In its earlier phases, Japanese astronomy was completely dominated by Chinese concepts. The author begins his study with a description of the three major aspects of Chinese astronomy--astrology, calendar-making, cosmology--and its influence in Japan from the sixth to the early sixteenth centuries. Up to now little has been known outside the East of the slow evolution of Chinese astronomy during this era.

Mr. Nakayama goes on in Part II to examine the period between the late sixteenth and early eighteenth centuries in which Western ideas challenged the Chinese tradition in Japan. In Part III, which covers the years between the mid-eighteenth and the late nineteenth centuries, the author traces the growing recognition in Japan of the supremacy of Western astronomy.

Mr.

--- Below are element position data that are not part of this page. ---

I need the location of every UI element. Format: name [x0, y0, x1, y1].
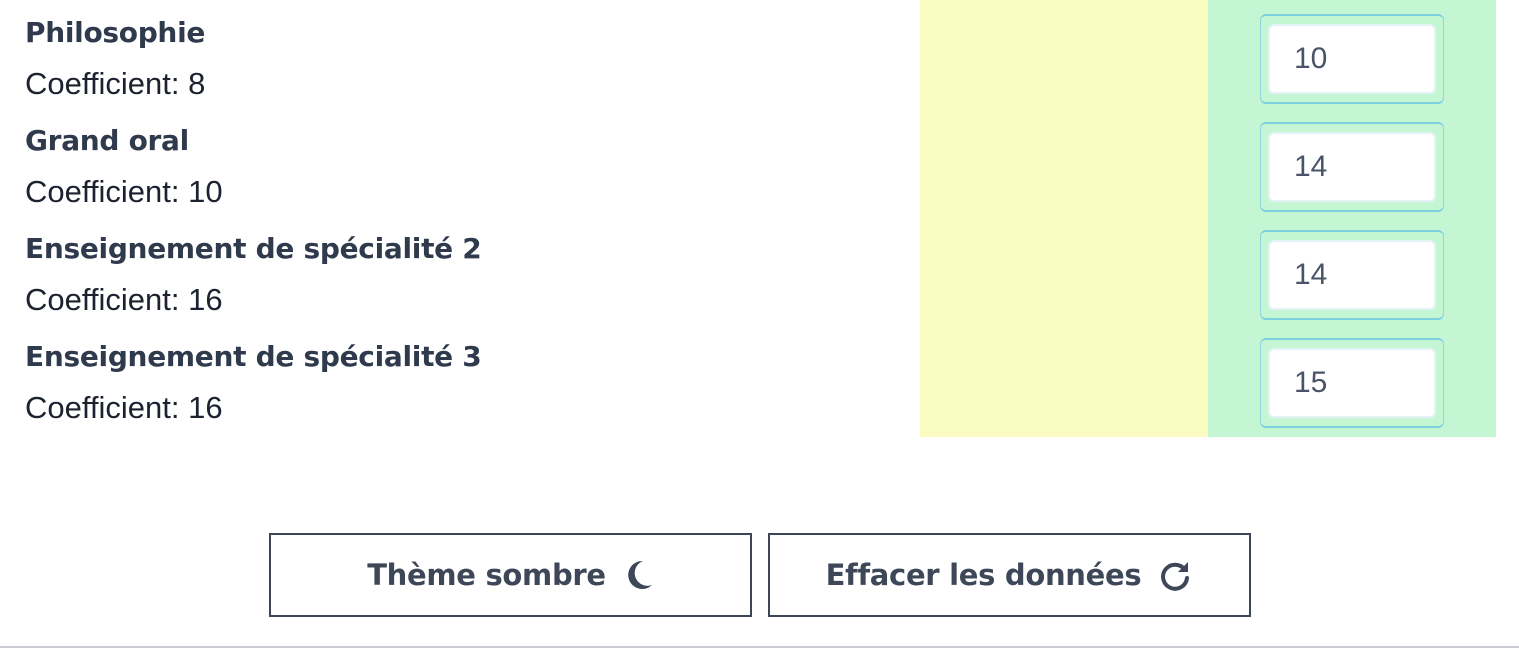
subject-coefficient: Coefficient: 8 [25, 66, 206, 101]
grade-input[interactable] [1268, 132, 1436, 202]
grade-field [1260, 122, 1444, 212]
subject-name: Enseignement de spécialité 2 [25, 232, 482, 265]
grade-field [1260, 14, 1444, 104]
subject-row: Philosophie Coefficient: 8 [0, 0, 1519, 108]
clear-data-label: Effacer les données [825, 558, 1142, 592]
dark-theme-label: Thème sombre [367, 558, 606, 592]
subject-coefficient: Coefficient: 16 [25, 282, 223, 317]
grade-input[interactable] [1268, 348, 1436, 418]
moon-icon [624, 559, 654, 591]
clear-data-button[interactable]: Effacer les données [768, 533, 1251, 617]
grade-input[interactable] [1268, 24, 1436, 94]
subject-row: Enseignement de spécialité 3 Coefficient… [0, 324, 1519, 432]
subject-row: Enseignement de spécialité 2 Coefficient… [0, 216, 1519, 324]
grade-field [1260, 338, 1444, 428]
refresh-icon [1159, 558, 1193, 592]
subject-coefficient: Coefficient: 16 [25, 390, 223, 425]
subject-name: Grand oral [25, 124, 189, 157]
dark-theme-button[interactable]: Thème sombre [269, 533, 752, 617]
subject-row: Grand oral Coefficient: 10 [0, 108, 1519, 216]
subject-name: Enseignement de spécialité 3 [25, 340, 482, 373]
subjects-table: Philosophie Coefficient: 8 Grand oral Co… [0, 0, 1519, 437]
grade-input[interactable] [1268, 240, 1436, 310]
subject-coefficient: Coefficient: 10 [25, 174, 223, 209]
grade-field [1260, 230, 1444, 320]
subject-name: Philosophie [25, 16, 206, 49]
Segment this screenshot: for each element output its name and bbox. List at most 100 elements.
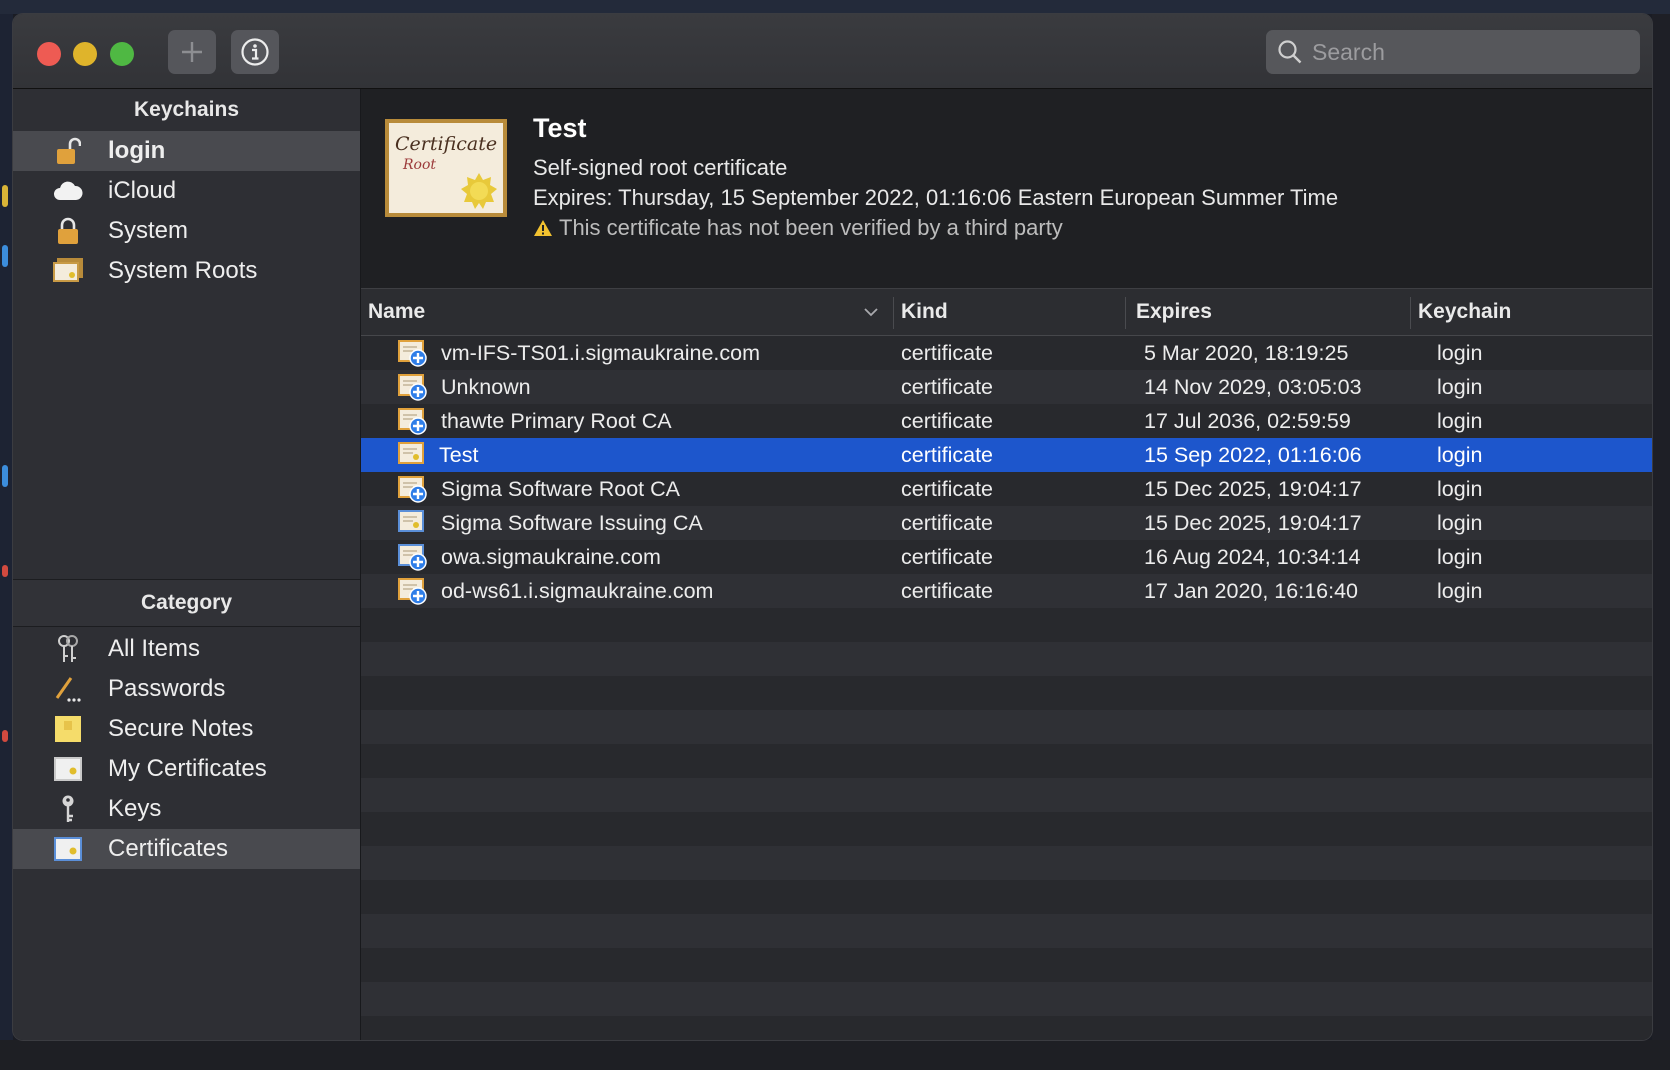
sidebar-item-secure-notes[interactable]: Secure Notes — [13, 709, 360, 749]
column-header-keychain[interactable]: Keychain — [1410, 289, 1511, 335]
search-icon — [1278, 40, 1302, 64]
column-divider[interactable] — [1410, 297, 1411, 329]
certificate-badge-title: Certificate — [395, 133, 498, 155]
unlocked-padlock-icon — [48, 136, 88, 166]
table-row[interactable]: Sigma Software Issuing CA certificate 15 D… — [361, 506, 1652, 540]
minimize-button[interactable] — [73, 42, 97, 66]
desktop-left-strip — [0, 14, 13, 1070]
row-name-text: vm-IFS-TS01.i.sigmaukraine.com — [441, 340, 760, 365]
key-icon — [48, 794, 88, 824]
main-pane: Certificate Root Test Self-signed root c… — [361, 89, 1652, 1040]
column-header-expires[interactable]: Expires — [1125, 289, 1410, 335]
column-divider[interactable] — [893, 297, 894, 329]
cell-name: owa.sigmaukraine.com — [361, 543, 893, 571]
search-field[interactable] — [1266, 30, 1640, 74]
padlock-icon — [48, 216, 88, 246]
certificate-root-icon — [397, 441, 427, 469]
sidebar-item-all-items[interactable]: All Items — [13, 629, 360, 669]
empty-row — [361, 744, 1652, 778]
row-name-text: owa.sigmaukraine.com — [441, 544, 661, 569]
sidebar-item-keys[interactable]: Keys — [13, 789, 360, 829]
cell-keychain: login — [1437, 374, 1483, 399]
cell-name: Sigma Software Root CA — [361, 475, 893, 503]
table-row[interactable]: Test certificate 15 Sep 2022, 01:16:06 logi… — [361, 438, 1652, 472]
column-header-kind[interactable]: Kind — [893, 289, 1125, 335]
cell-keychain: login — [1437, 578, 1483, 603]
certificate-icon — [48, 834, 88, 864]
certificate-person-icon — [48, 754, 88, 784]
note-icon — [48, 714, 88, 744]
cell-keychain: login — [1437, 510, 1483, 535]
sidebar-item-label: iCloud — [108, 177, 177, 204]
table-row[interactable]: thawte Primary Root CA certificate 17 Jul … — [361, 404, 1652, 438]
column-header-name[interactable]: Name — [361, 289, 893, 335]
sidebar-item-passwords[interactable]: Passwords — [13, 669, 360, 709]
add-item-button[interactable] — [168, 30, 216, 74]
keys-icon — [48, 634, 88, 664]
sidebar-item-certificates[interactable]: Certificates — [13, 829, 360, 869]
table-row[interactable]: Sigma Software Root CA certificate 15 Dec … — [361, 472, 1652, 506]
warning-icon — [534, 220, 552, 236]
table-row[interactable]: Unknown certificate 14 Nov 2029, 03:05:03 l… — [361, 370, 1652, 404]
row-name-text: od-ws61.i.sigmaukraine.com — [441, 578, 714, 603]
toolbar — [13, 14, 1652, 89]
zoom-button[interactable] — [110, 42, 134, 66]
sidebar-item-label: System Roots — [108, 257, 258, 284]
sidebar-item-my-certificates[interactable]: My Certificates — [13, 749, 360, 789]
cell-keychain: login — [1437, 340, 1483, 365]
cloud-icon — [48, 176, 88, 206]
cell-name: Sigma Software Issuing CA — [361, 509, 893, 537]
certificate-stack-icon — [48, 256, 88, 286]
desktop-dock-dot — [2, 245, 8, 267]
certificate-plus-icon — [397, 373, 427, 401]
empty-row — [361, 642, 1652, 676]
info-button[interactable] — [231, 30, 279, 74]
sidebar-item-label: System — [108, 217, 189, 244]
cell-keychain: login — [1437, 408, 1483, 433]
seal-icon — [461, 173, 497, 209]
close-button[interactable] — [37, 42, 61, 66]
sidebar-item-login[interactable]: login — [13, 131, 360, 171]
sidebar-item-icloud[interactable]: iCloud — [13, 171, 360, 211]
desktop-dock-dot — [2, 565, 8, 577]
keychains-header: Keychains — [133, 98, 240, 121]
column-header-label: Keychain — [1418, 300, 1512, 323]
sidebar-item-system-roots[interactable]: System Roots — [13, 251, 360, 291]
empty-row — [361, 914, 1652, 948]
table-row[interactable]: vm-IFS-TS01.i.sigmaukraine.com certificat… — [361, 336, 1652, 370]
cell-expires: 5 Mar 2020, 18:19:25 — [1144, 340, 1349, 365]
row-name-text: Test — [439, 442, 479, 467]
sidebar-item-label: Certificates — [108, 835, 229, 862]
cell-name: Unknown — [361, 373, 893, 401]
certificate-plus-icon — [397, 407, 427, 435]
sidebar-item-label: login — [108, 137, 166, 164]
sidebar-item-label: Secure Notes — [108, 715, 254, 742]
cell-expires: 16 Aug 2024, 10:34:14 — [1144, 544, 1361, 569]
cell-expires: 15 Sep 2022, 01:16:06 — [1144, 442, 1362, 467]
row-name-text: Sigma Software Root CA — [441, 476, 680, 501]
table-row[interactable]: owa.sigmaukraine.com certificate 16 Aug 20… — [361, 540, 1652, 574]
search-input[interactable] — [1310, 37, 1614, 67]
cell-expires: 15 Dec 2025, 19:04:17 — [1144, 510, 1362, 535]
cell-expires: 17 Jan 2020, 16:16:40 — [1144, 578, 1358, 603]
column-divider[interactable] — [1125, 297, 1126, 329]
column-header-label: Kind — [901, 300, 948, 323]
empty-row — [361, 846, 1652, 880]
desktop-right-strip — [1652, 14, 1670, 1070]
desktop-top-strip — [0, 0, 1670, 14]
chevron-down-icon — [864, 308, 878, 317]
cell-kind: certificate — [901, 442, 994, 467]
cell-keychain: login — [1437, 476, 1483, 501]
certificate-plus-icon — [397, 577, 427, 605]
certificate-title: Test — [533, 113, 587, 143]
sidebar-item-label: Keys — [108, 795, 162, 822]
desktop-dock-dot — [2, 185, 8, 207]
certificate-blue-icon — [397, 509, 427, 537]
sidebar-item-label: All Items — [108, 635, 201, 662]
cell-name: thawte Primary Root CA — [361, 407, 893, 435]
pencil-dots-icon — [48, 674, 88, 704]
certificate-detail-panel: Certificate Root Test Self-signed root c… — [361, 89, 1652, 288]
empty-row — [361, 710, 1652, 744]
sidebar-item-system[interactable]: System — [13, 211, 360, 251]
table-row[interactable]: od-ws61.i.sigmaukraine.com certificate 17 … — [361, 574, 1652, 608]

Nakayama explains the historical background, with particular emphasis on the accessibility of foreign ideas at different times. Pointing out that, although technical astronomical data are essentially the same regardless of origin, their interpretation is largely determined by cultural factors, the author thoroughly examines the superimposition of Western cosmology on the radically different Chinese modes of thought prevalent in Japan. His study provides evidence on which aspects of Western astronomy were truly universal and which solely Western.